Growing up as a Central American in the US and as a college student, Yajaira Padilla wished she had found a book that could help her better understand the sense of belonging and not belonging in the US. She had to write it herself.

The result is From Threatening Guerillas to Forever Illegals: American Central Americans and Non-Belonging (UT Press), a book that examines how our country has historically stereotyped Central Americans.

Padilla, who is now a professor of English and Latin American and Latino studies at the University of Arkansas, Fayetteville, as well as the director of the Latin American and Latino Studies Program on campus, began researching and writing her book nearly 10 years ago. before. At the time, as reported by the UARK website, she was “primarily interested in looking at the ways in which Central Americans, particularly immigrants, were visible in the US literary and media landscape and what such visibility communicated for this community”.

The experience of Central Americans in the United States is marked by a wild contradiction. In the entertainment and news media, Salvadorans, Guatemalans, Nicaraguans, and Hondurans are overrepresented as menacing guerrillas, MS-13 gangsters, maids, and “lifelong illegals.”

Central Americans are invisible within the broader concept of the Latino community, barring avenues of recognition.

Central Americans are invisible within the broader concept of the Latino community.

In her latest book, Padilla explores how this regime of visibility and invisibility has emerged over the past forty years—bookended by the right-wing presidencies of Ronald Reagan and Donald Trump—and how Central American immigrants and subsequent generations of have objected to their rhetorical transfiguration.

Drawing on popular film and television, news reports, and social media, Padilla shows how Central Americans in the United States have been created as permanent refugees outside the boundaries of even minority representation. However, in documentaries about cross-border transit through Mexico, street murals, and other media, Central Americans have contested their exclusion in ways that challenge dominant paradigms of citizenship and integration.

WRITTEN IN “REAL TIME”

“Writing this book was challenging, as the political landscape changed drastically from the time she first started researching the book to the time she finished writing it, which was during a pandemic and when she was closed,” she told UARK. “I also felt I was writing in ‘real time’ as Central American migration and drastic policies aimed at addressing this ongoing phenomenon took center stage in American politics and media in recent years.”

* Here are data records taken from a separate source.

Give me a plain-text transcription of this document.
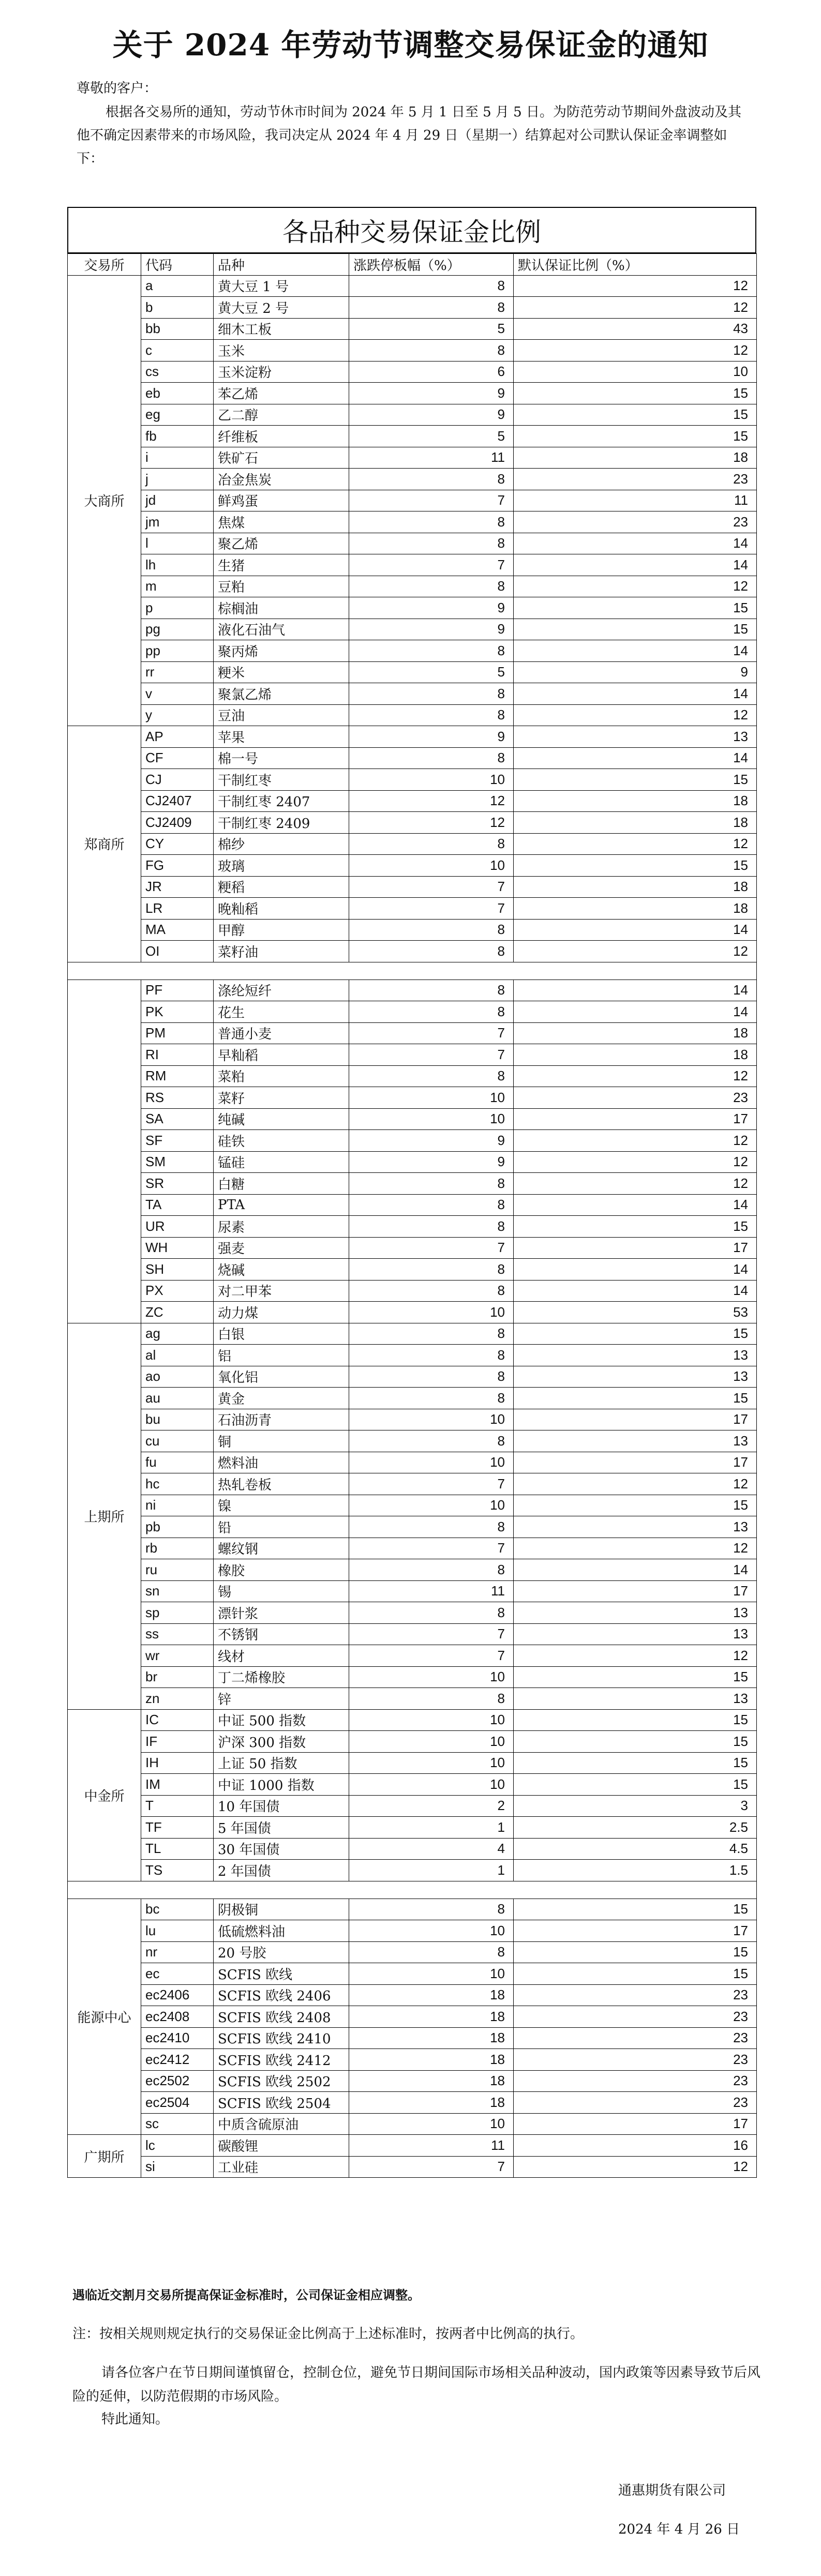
关于 2024 年劳动节调整交易保证金的通知
尊敬的客户：
根据各交易所的通知，劳动节休市时间为 2024 年 5 月 1 日至 5 月 5 日。为防范劳动节期间外盘波动及其他不确定因素带来的市场风险，我司决定从 2024 年 4 月 29 日（星期一）结算起对公司默认保证金率调整如下：
各品种交易保证金比例
交易所	代码	品种	涨跌停板幅（%）	默认保证比例（%）
大商所	a	黄大豆 1 号	8	12
	b	黄大豆 2 号	8	12
	bb	细木工板	5	43
	c	玉米	8	12
	cs	玉米淀粉	6	10
	eb	苯乙烯	9	15
	eg	乙二醇	9	15
	fb	纤维板	5	15
	i	铁矿石	11	18
	j	冶金焦炭	8	23
	jd	鲜鸡蛋	7	11
	jm	焦煤	8	23
	l	聚乙烯	8	14
	lh	生猪	7	14
	m	豆粕	8	12
	p	棕榈油	9	15
	pg	液化石油气	9	15
	pp	聚丙烯	8	14
	rr	粳米	5	9
	v	聚氯乙烯	8	14
	y	豆油	8	12
郑商所	AP	苹果	9	13
	CF	棉一号	8	14
	CJ	干制红枣	10	15
	CJ2407	干制红枣 2407	12	18
	CJ2409	干制红枣 2409	12	18
	CY	棉纱	8	12
	FG	玻璃	10	15
	JR	粳稻	7	18
	LR	晚籼稻	7	18
	MA	甲醇	8	14
	OI	菜籽油	8	12

	PF	涤纶短纤	8	14
	PK	花生	8	14
	PM	普通小麦	7	18
	RI	早籼稻	7	18
	RM	菜粕	8	12
	RS	菜籽	10	23
	SA	纯碱	10	17
	SF	硅铁	9	12
	SM	锰硅	9	12
	SR	白糖	8	12
	TA	PTA	8	14
	UR	尿素	8	15
	WH	强麦	7	17
	SH	烧碱	8	14
	PX	对二甲苯	8	14
	ZC	动力煤	10	53
上期所	ag	白银	8	15
	al	铝	8	13
	ao	氧化铝	8	13
	au	黄金	8	15
	bu	石油沥青	10	17
	cu	铜	8	13
	fu	燃料油	10	17
	hc	热轧卷板	7	12
	ni	镍	10	15
	pb	铅	8	13
	rb	螺纹钢	7	12
	ru	橡胶	8	14
	sn	锡	11	17
	sp	漂针浆	8	13
	ss	不锈钢	7	13
	wr	线材	7	12
	br	丁二烯橡胶	10	15
	zn	锌	8	13
中金所	IC	中证 500 指数	10	15
	IF	沪深 300 指数	10	15
	IH	上证 50 指数	10	15
	IM	中证 1000 指数	10	15
	T	10 年国债	2	3
	TF	5 年国债	1	2.5
	TL	30 年国债	4	4.5
	TS	2 年国债	1	1.5

能源中心	bc	阴极铜	8	15
	lu	低硫燃料油	10	17
	nr	20 号胶	8	15
	ec	SCFIS 欧线	10	15
	ec2406	SCFIS 欧线 2406	18	23
	ec2408	SCFIS 欧线 2408	18	23
	ec2410	SCFIS 欧线 2410	18	23
	ec2412	SCFIS 欧线 2412	18	23
	ec2502	SCFIS 欧线 2502	18	23
	ec2504	SCFIS 欧线 2504	18	23
	sc	中质含硫原油	10	17
广期所	lc	碳酸锂	11	16
	si	工业硅	7	12
遇临近交割月交易所提高保证金标准时，公司保证金相应调整。
注：按相关规则规定执行的交易保证金比例高于上述标准时，按两者中比例高的执行。
请各位客户在节日期间谨慎留仓，控制仓位，避免节日期间国际市场相关品种波动，国内政策等因素导致节后风险的延伸，以防范假期的市场风险。
特此通知。
通惠期货有限公司
2024 年 4 月 26 日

Asked what impact she hopes her book will have, Padilla replied, “I hope that Americans/Central American scholars like myself will read this book and want to further the conversation started within. I also hope that those who read the book will better understand the nuances that exist between the various Latino communities in the US. because of long histories of US foreign policy in Latin America and discriminatory immigration policies”.

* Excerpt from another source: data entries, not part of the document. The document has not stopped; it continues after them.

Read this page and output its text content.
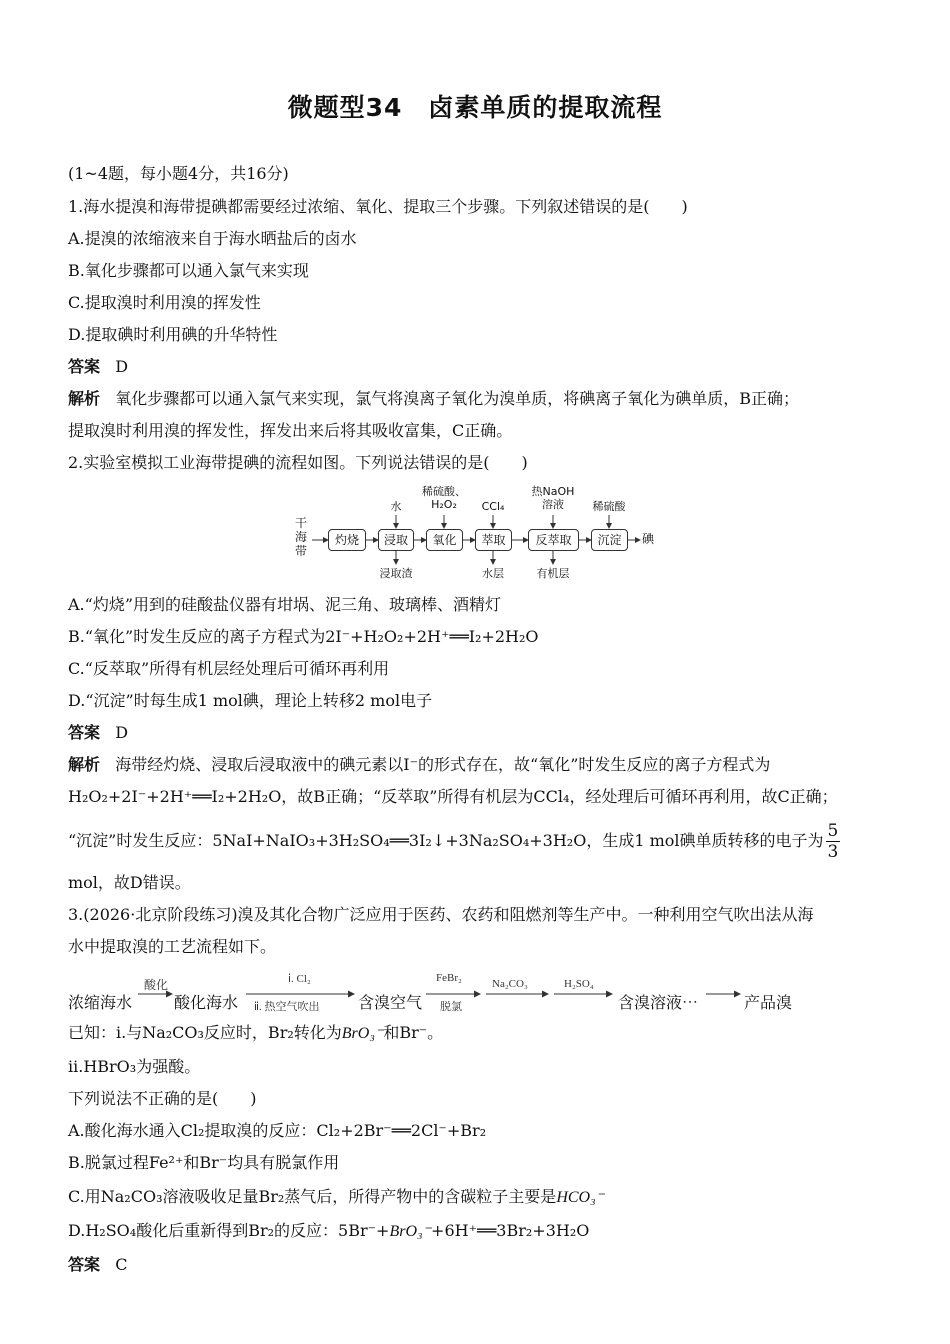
微题型34　卤素单质的提取流程
(1~4题，每小题4分，共16分)
1.海水提溴和海带提碘都需要经过浓缩、氧化、提取三个步骤。下列叙述错误的是(　　)
A.提溴的浓缩液来自于海水晒盐后的卤水
B.氧化步骤都可以通入氯气来实现
C.提取溴时利用溴的挥发性
D.提取碘时利用碘的升华特性
答案 D
解析 氧化步骤都可以通入氯气来实现，氯气将溴离子氧化为溴单质，将碘离子氧化为碘单质，B正确；
提取溴时利用溴的挥发性，挥发出来后将其吸收富集，C正确。
2.实验室模拟工业海带提碘的流程如图。下列说法错误的是(　　)
干海带
灼烧	浸取	氧化	萃取	反萃取	沉淀	碘
水
稀硫酸、H₂O₂	CCl₄
热NaOH溶液	稀硫酸
浸取渣	水层	有机层
A.“灼烧”用到的硅酸盐仪器有坩埚、泥三角、玻璃棒、酒精灯
B.“氧化”时发生反应的离子方程式为2I⁻+H₂O₂+2H⁺══I₂+2H₂O
C.“反萃取”所得有机层经处理后可循环再利用
D.“沉淀”时每生成1 mol碘，理论上转移2 mol电子
答案 D
解析 海带经灼烧、浸取后浸取液中的碘元素以I⁻的形式存在，故“氧化”时发生反应的离子方程式为
H₂O₂+2I⁻+2H⁺══I₂+2H₂O，故B正确；“反萃取”所得有机层为CCl₄，经处理后可循环再利用，故C正确；
“沉淀”时发生反应：5NaI+NaIO₃+3H₂SO₄══3I₂↓+3Na₂SO₄+3H₂O，生成1 mol碘单质转移的电子为 $\frac{5}{3}$
mol，故D错误。
3.(2026·北京阶段练习)溴及其化合物广泛应用于医药、农药和阻燃剂等生产中。一种利用空气吹出法从海
水中提取溴的工艺流程如下。
浓缩海水
酸化
酸化海水
ⅰ. Cl₂
ⅱ. 热空气吹出 含溴空气
FeBr₂
脱氯
Na₂CO₃	H₂SO₄
含溴溶液⋯	产品溴
已知：ⅰ.与Na₂CO₃反应时，Br₂转化为BrO₃⁻和Br⁻。
ⅱ.HBrO₃为强酸。
下列说法不正确的是(　　)
A.酸化海水通入Cl₂提取溴的反应：Cl₂+2Br⁻══2Cl⁻+Br₂
B.脱氯过程Fe²⁺和Br⁻均具有脱氯作用
C.用Na₂CO₃溶液吸收足量Br₂蒸气后，所得产物中的含碳粒子主要是HCO₃⁻
D.H₂SO₄酸化后重新得到Br₂的反应：5Br⁻+BrO₃⁻+6H⁺══3Br₂+3H₂O
答案 C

Padilla hopes her book’s audience will see that[s] how connected immigration issues are to issues of racial injustice, policing and incarceration, and economic inequality, among others. “We tend to discuss the latter as separate issues or as affecting only certain communities, but the history of immigration in the United States and the ongoing issues that this process brings are very much connected to other struggles for greater diversity. , inclusion and equality. ” she said.

This is Padilla’s second book. Her first, Changing Women, Changing Nation: Female Agency, Nation, and Identity in Trans-Salvadoran Narratives, was published by SUNY Press in 2012.